I'm still working on a proper post on this, but this is the note that "Finnish Embassy dismisses 'crisis' over deportation" that I found on page 3 of the Turkish Daily News for the 23rd of December 2006:
Finnish Embassy officials made it clear Friday that there has been no tension between the Turkish Foreign Ministry and the embassy over the issue of the deportation of a Finnish researcher.

News reports yesterday claimed that Turkish and Finnish officials were experiencing difficulty as regards the issue since Finnish officials had been unable to obtain information from the ministry.

The Foreign Ministry had actually informed the embassy that the ongoing procedure was being conducted by the Interior Ministry and that researcher Kristiina Koivunen's lawyer needed to contact that ministry for clarification, a Finnish embassy official in Ankara told the Turkish Daily News. He also noted that news reports of a so-called crisis had been extremely exaggerated.

Koivunen, a specialist on the Kurdish question - a subject on which she has written several books and papers - returned to Finland last weekend after being deported by Turkish authorities.

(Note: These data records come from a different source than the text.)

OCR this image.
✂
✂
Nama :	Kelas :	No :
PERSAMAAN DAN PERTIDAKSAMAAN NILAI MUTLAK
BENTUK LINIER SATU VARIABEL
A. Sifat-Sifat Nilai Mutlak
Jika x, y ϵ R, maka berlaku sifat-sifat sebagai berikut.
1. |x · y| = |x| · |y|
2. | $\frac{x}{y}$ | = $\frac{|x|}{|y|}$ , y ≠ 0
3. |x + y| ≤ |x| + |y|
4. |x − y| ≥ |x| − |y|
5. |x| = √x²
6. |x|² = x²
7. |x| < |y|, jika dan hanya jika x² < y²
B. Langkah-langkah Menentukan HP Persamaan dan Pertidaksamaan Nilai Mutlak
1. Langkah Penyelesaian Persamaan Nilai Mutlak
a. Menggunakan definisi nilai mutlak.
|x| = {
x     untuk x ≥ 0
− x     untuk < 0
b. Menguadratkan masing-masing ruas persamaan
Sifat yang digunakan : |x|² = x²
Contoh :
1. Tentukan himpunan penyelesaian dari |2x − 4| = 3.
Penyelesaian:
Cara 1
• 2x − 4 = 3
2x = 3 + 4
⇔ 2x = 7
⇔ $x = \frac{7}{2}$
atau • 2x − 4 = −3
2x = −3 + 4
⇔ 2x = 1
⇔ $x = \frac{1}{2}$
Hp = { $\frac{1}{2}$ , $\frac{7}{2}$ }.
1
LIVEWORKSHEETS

Upon her return, she told the Finnish News Agency (STT) that she had not known Turkey had banned her from entering the country. "Of course, I would have reacted to it somehow. I would surely have appealed the decision. However, I was not informed of it until Friday and I was immediately arrested," she said.

"A prohibition [order] against my entering the country [was] issued by the Turkish Interior Ministry in August, and it is based on state security. This is a terribly drastic measure, and I think it reflects the way Turkey's situation has become worse," she added.
(The article has been reproduced in full - on non-commercial, educational - grounds of public interest; the format has been edited to make it easy to read in a blog.)